Perreault Was The Face Of The Sabres From Day One
The Buffalo Sabres began play in the National Hockey League for the 1970-71 season. The Sabres were expansion cousins with the Vancouver Canucks, who entered the league the same year. At the 1970 NHL Amateur Draft, the Canucks had the second overall pick and the Sabres had the number one. Vancouver chose Dale Tallon and Buffalo chose Gilbert Perreault.
Often, draft picks seem like a sure thing but often don’t pan out. This was not the case with Perreault. Gilbert led the team with 38 goals in that first season for the franchise and won the Calder Memorial Trophy as the NHL’s top rookie.
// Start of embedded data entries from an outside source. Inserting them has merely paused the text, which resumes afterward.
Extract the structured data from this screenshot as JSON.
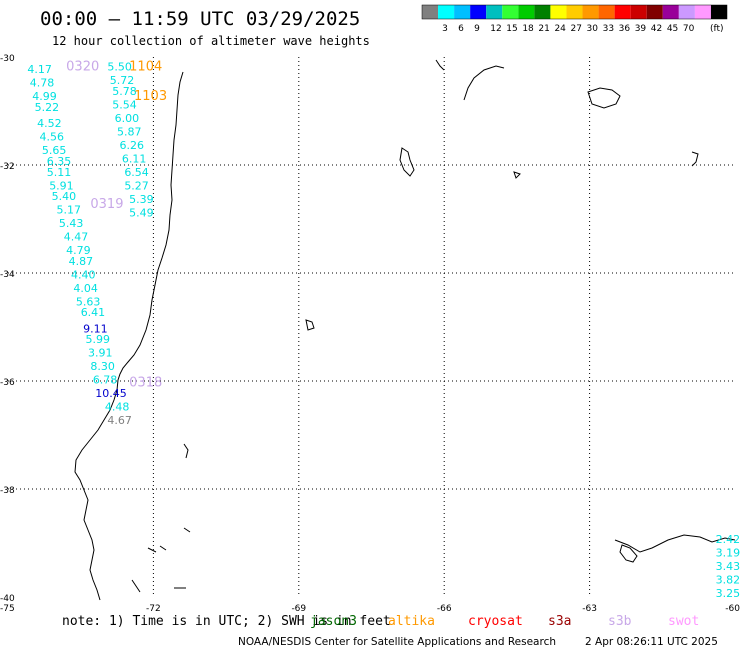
{
  "header": {
    "title": "00:00 – 11:59 UTC 03/29/2025",
    "subtitle": "12 hour collection of altimeter wave heights"
  },
  "color_scale": {
    "colors": [
      "#808080",
      "#00ffff",
      "#00bfff",
      "#0000ff",
      "#00bfbf",
      "#33ff33",
      "#00cc00",
      "#008000",
      "#ffff00",
      "#ffcc00",
      "#ff9900",
      "#ff6600",
      "#ff0000",
      "#cc0000",
      "#800000",
      "#990099",
      "#cc99ff",
      "#ff99ff",
      "#000000"
    ],
    "ticks": [
      "3",
      "6",
      "9",
      "12",
      "15",
      "18",
      "21",
      "24",
      "27",
      "30",
      "33",
      "36",
      "39",
      "42",
      "45",
      "70"
    ],
    "unit": "(ft)"
  },
  "axes": {
    "lat_ticks": [
      {
        "label": "-30",
        "value": -30
      },
      {
        "label": "-32",
        "value": -32
      },
      {
        "label": "-34",
        "value": -34
      },
      {
        "label": "-36",
        "value": -36
      },
      {
        "label": "-38",
        "value": -38
      },
      {
        "label": "-40",
        "value": -40
      }
    ],
    "lon_ticks": [
      {
        "label": "-75",
        "value": -75
      },
      {
        "label": "-72",
        "value": -72
      },
      {
        "label": "-69",
        "value": -69
      },
      {
        "label": "-66",
        "value": -66
      },
      {
        "label": "-63",
        "value": -63
      },
      {
        "label": "-60",
        "value": -60
      }
    ],
    "lat_range": [
      -40,
      -30
    ],
    "lon_range": [
      -75,
      -60
    ],
    "grid": true
  },
  "passes": [
    {
      "label": "0320",
      "lat": -30.25,
      "lon": -73.8,
      "color": "#c8a8e8"
    },
    {
      "label": "1104",
      "lat": -30.25,
      "lon": -72.5,
      "color": "#ff9900"
    },
    {
      "label": "1103",
      "lat": -30.8,
      "lon": -72.4,
      "color": "#ff9900"
    },
    {
      "label": "0319",
      "lat": -32.8,
      "lon": -73.3,
      "color": "#c8a8e8"
    },
    {
      "label": "0318",
      "lat": -36.1,
      "lon": -72.5,
      "color": "#c8a8e8"
    }
  ],
  "wave_heights": {
    "track_left": [
      {
        "value": "4.17",
        "lat": -30.3,
        "lon": -74.6,
        "color": "#00e0e0"
      },
      {
        "value": "4.78",
        "lat": -30.55,
        "lon": -74.55,
        "color": "#00e0e0"
      },
      {
        "value": "4.99",
        "lat": -30.8,
        "lon": -74.5,
        "color": "#00e0e0"
      },
      {
        "value": "5.22",
        "lat": -31.0,
        "lon": -74.45,
        "color": "#00e0e0"
      },
      {
        "value": "4.52",
        "lat": -31.3,
        "lon": -74.4,
        "color": "#00e0e0"
      },
      {
        "value": "4.56",
        "lat": -31.55,
        "lon": -74.35,
        "color": "#00e0e0"
      },
      {
        "value": "5.65",
        "lat": -31.8,
        "lon": -74.3,
        "color": "#00e0e0"
      },
      {
        "value": "6.35",
        "lat": -32.0,
        "lon": -74.2,
        "color": "#00e0e0"
      },
      {
        "value": "5.11",
        "lat": -32.2,
        "lon": -74.2,
        "color": "#00e0e0"
      },
      {
        "value": "5.91",
        "lat": -32.45,
        "lon": -74.15,
        "color": "#00e0e0"
      },
      {
        "value": "5.40",
        "lat": -32.65,
        "lon": -74.1,
        "color": "#00e0e0"
      },
      {
        "value": "5.17",
        "lat": -32.9,
        "lon": -74.0,
        "color": "#00e0e0"
      },
      {
        "value": "5.43",
        "lat": -33.15,
        "lon": -73.95,
        "color": "#00e0e0"
      },
      {
        "value": "4.47",
        "lat": -33.4,
        "lon": -73.85,
        "color": "#00e0e0"
      },
      {
        "value": "4.79",
        "lat": -33.65,
        "lon": -73.8,
        "color": "#00e0e0"
      },
      {
        "value": "4.87",
        "lat": -33.85,
        "lon": -73.75,
        "color": "#00e0e0"
      },
      {
        "value": "4.40",
        "lat": -34.1,
        "lon": -73.7,
        "color": "#00e0e0"
      },
      {
        "value": "4.04",
        "lat": -34.35,
        "lon": -73.65,
        "color": "#00e0e0"
      },
      {
        "value": "5.63",
        "lat": -34.6,
        "lon": -73.6,
        "color": "#00e0e0"
      },
      {
        "value": "6.41",
        "lat": -34.8,
        "lon": -73.5,
        "color": "#00e0e0"
      },
      {
        "value": "9.11",
        "lat": -35.1,
        "lon": -73.45,
        "color": "#0000cc"
      },
      {
        "value": "5.99",
        "lat": -35.3,
        "lon": -73.4,
        "color": "#00e0e0"
      },
      {
        "value": "3.91",
        "lat": -35.55,
        "lon": -73.35,
        "color": "#00e0e0"
      },
      {
        "value": "8.30",
        "lat": -35.8,
        "lon": -73.3,
        "color": "#00e0e0"
      },
      {
        "value": "6.78",
        "lat": -36.05,
        "lon": -73.25,
        "color": "#00e0e0"
      },
      {
        "value": "10.45",
        "lat": -36.3,
        "lon": -73.2,
        "color": "#0000cc"
      },
      {
        "value": "4.48",
        "lat": -36.55,
        "lon": -73.0,
        "color": "#00e0e0"
      },
      {
        "value": "4.67",
        "lat": -36.8,
        "lon": -72.95,
        "color": "#808080"
      }
    ],
    "track_right": [
      {
        "value": "5.50",
        "lat": -30.25,
        "lon": -72.95,
        "color": "#00e0e0"
      },
      {
        "value": "5.72",
        "lat": -30.5,
        "lon": -72.9,
        "color": "#00e0e0"
      },
      {
        "value": "5.78",
        "lat": -30.7,
        "lon": -72.85,
        "color": "#00e0e0"
      },
      {
        "value": "5.54",
        "lat": -30.95,
        "lon": -72.85,
        "color": "#00e0e0"
      },
      {
        "value": "6.00",
        "lat": -31.2,
        "lon": -72.8,
        "color": "#00e0e0"
      },
      {
        "value": "5.87",
        "lat": -31.45,
        "lon": -72.75,
        "color": "#00e0e0"
      },
      {
        "value": "6.26",
        "lat": -31.7,
        "lon": -72.7,
        "color": "#00e0e0"
      },
      {
        "value": "6.11",
        "lat": -31.95,
        "lon": -72.65,
        "color": "#00e0e0"
      },
      {
        "value": "6.54",
        "lat": -32.2,
        "lon": -72.6,
        "color": "#00e0e0"
      },
      {
        "value": "5.27",
        "lat": -32.45,
        "lon": -72.6,
        "color": "#00e0e0"
      },
      {
        "value": "5.39",
        "lat": -32.7,
        "lon": -72.5,
        "color": "#00e0e0"
      },
      {
        "value": "5.49",
        "lat": -32.95,
        "lon": -72.5,
        "color": "#00e0e0"
      }
    ],
    "track_east": [
      {
        "value": "2.42",
        "lat": -39.0,
        "lon": -60.4,
        "color": "#00e0e0"
      },
      {
        "value": "3.19",
        "lat": -39.25,
        "lon": -60.4,
        "color": "#00e0e0"
      },
      {
        "value": "3.43",
        "lat": -39.5,
        "lon": -60.4,
        "color": "#00e0e0"
      },
      {
        "value": "3.82",
        "lat": -39.75,
        "lon": -60.4,
        "color": "#00e0e0"
      },
      {
        "value": "3.25",
        "lat": -40.0,
        "lon": -60.4,
        "color": "#00e0e0"
      }
    ]
  },
  "footer": {
    "note": "note: 1) Time is in UTC; 2) SWH is in feet",
    "legend_labels": [
      {
        "name": "jason3",
        "color": "#006600"
      },
      {
        "name": "altika",
        "color": "#ff9900"
      },
      {
        "name": "cryosat",
        "color": "#ff0000"
      },
      {
        "name": "s3a",
        "color": "#990000"
      },
      {
        "name": "s3b",
        "color": "#c8a8e8"
      },
      {
        "name": "swot",
        "color": "#ff99ff"
      }
    ],
    "credit": "NOAA/NESDIS Center for Satellite Applications and Research",
    "timestamp": "2 Apr 08:26:11 UTC 2025"
  }
}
Gil Perreault’s O-Pee-Chee rookie card from the 1970-71 series is a highly coveted prize of any vintage hockey cards collector. The hockey card is currently worth up to $100, according to Beckett.
After his second season in the NHL, Perreault was invited to be part of the Team Canada squad at the Summit Series versus the Soviet Union. The young Gilbert played in two games for Canada but eventually left the team after not getting played.
In his third year, 1972-73, Perreault won his second and last major NHL award. Gil sat only ten minutes in the sin bin that season over eighty regular season games. This gentlemanly play earned him the Lady Byng Trophy.
Twice during his career, Gilbert was in the hunt for the Art Ross Trophy as the leading point-getter in the league. In 1975-76, he came in third with 113 points and in 1979-80, he came in fourth with 106. He did appear in nine NHL all-star games and was inducted into the Hockey Hall of Fame in 1990.
Over his seventeen year NHL career that was spent entirely in Buffalo, Perreault became the all-time face of the Sabres. Only one Buffalo Sabres player has ever worn the number 11 and that is Gilbert Perreault. Gil wore the number from the team’s first game in the league and the number was retired when Perreault retired from the league.
Perreault’s Buffalo all-time regular season records for games played, goals, assists and points in a career are quite insurmountable in an era when players almost never play a whole career with one team. However, none of Buffalo’s single season records in those categories are owned by Gilbert.
Not quite as prestigious as the Hockey Hall of Fame, Perreault is honoured at the HSBC Arena’s own Buffalo Sabres Hall of Fame. Much of the Sabres Hall surrounds Gilbert and the great Sabres teams of the 1970’s. Perreault, along with Rick Martin and Rene Robert, formed the famous French Connection line that almost took out the Philadelphia Flyers in the 1975 Stanley Cup finals.
Great teams have come to Buffalo since Gilbert’s departure. Few players have been as great.